From Saturday's Globe and Mail How bad is it?
Pretty bad. The Finance Department polls 16 private-sector economists to get a sense of where the economy is headed. In December, the average forecast was that the economy will shrink 0.4 per cent this year. That would be the first annual contraction since 1991.
What will it take to jump-start the economy?
The International Monetary Fund is pushing governments to come up with spending programs equal to 2 per cent of their gross domestic products. Canada's economy is equal to about $1.5-trillion. If Canada uses the IMF's yardstick, that means the country's politicians need to come up with combined stimulus of about $31-billion.
Is the onus entirely on the federal government?
Technically, no. The IMF simply says it will take stimulus equal to 2 per cent of gross domestic product to spark economies out of recession. The fund's economists don't so much care who spends the money. That means the provinces could give Finance Minister Jim Flaherty a hand, and probably explains why the minister called on provincial governments this week to do their part.
What is Ottawa considering doing?
Mr. Flaherty and Prime Minister Stephen Harper haven't committed to anything yet. They are considering putting more money toward infrastructure, tax cuts, boosting employment insurance benefits and using the federal treasury to unblock credit markets. They've already promised to spend about $4-billion to bail out the automobile industry.
What works? What doesn't?
Spending on infrastructure projects such as new broadband Internet cables and port upgrades meets with universal approval. After that, there's little agreement. The point of an economic stimulus program is to inject money into a deflating economy. That's why direct spending on infrastructure works. Cutting taxes could also achieve that goal, except that at a time of economic uncertainty taxpayers are apt to save at least some of that tax cut. Many economists like the idea of lengthening the amount of time unemployed workers can collect benefits because it's a way of targeting the victims of the financial crisis. The root cause of the global recession is a lack of confidence in credit markets. Governments around the world are spending hundreds of billions of dollars buying and guaranteeing securities in hopes of injecting enough money into markets to give financial institutions the money they say they need to resume lending to businesses and consumers. Governments are expressing some frustration that banks are simply hoarding the money to protect themselves from a coming wave of defaults.

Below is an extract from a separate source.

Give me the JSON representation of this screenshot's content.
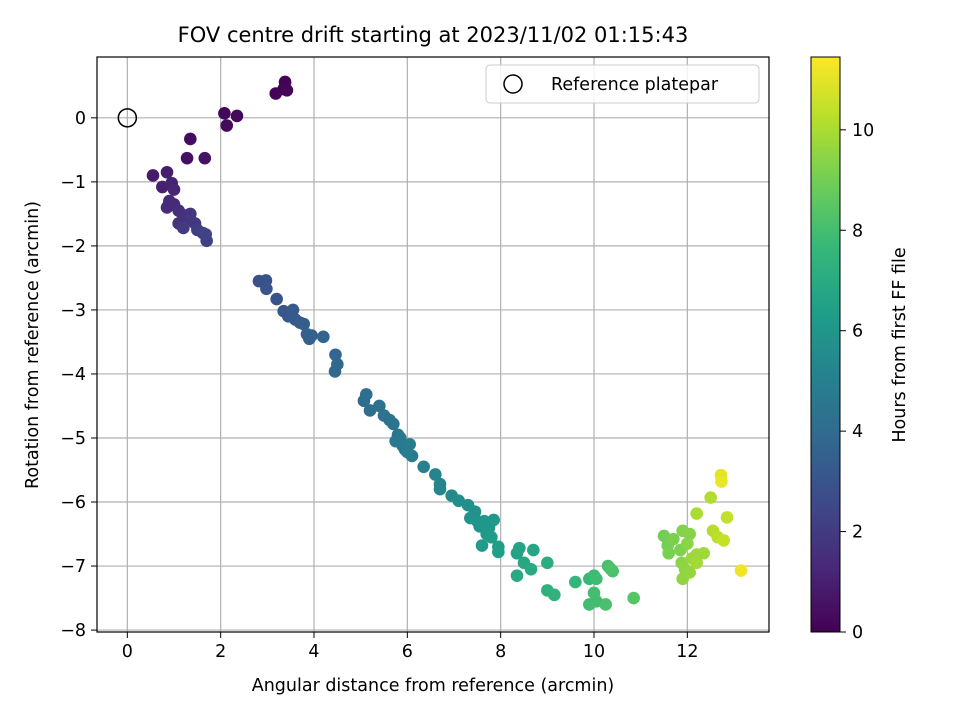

Is a stimulus program really necessary?
History suggests the Great Depression and Japan's decade of economic stagnation could have been avoided if policy makers had acted faster to restore confidence and bring demand back to life. Almost every other major economy in the world has already pledged tens of billions to do their part to reverse the global recession, and Canada would risk accusations of being a free-rider of it opted to do nothing. Also, is there a politician alive who would dare sit idly by as thousands of constituents lose their jobs?
Can Canada afford a stimulus program?
If there's a country that can finance a big stimulus program, it's Canada. Former prime minister Jean Chrétien and Mr. Harper have been paying off the debt for more than a decade. Canada's debt as a percentage of gross domestic product is about 22 per cent. The next closest major economy is the United States, at more than 40 per cent. The one definitive thing Mr. Flaherty has said about his budget is that it will include a plan to pay back whatever he decides to spend on stimulus.
What are the risks of a big stimulus program?
Most economists say the bigger risk is not doing one. Still, some point out that once politicians start spending, it's difficult to stop. There's also a possibility that the prospect of deficits spooks taxpayers, causing them to save their money rather than spend it.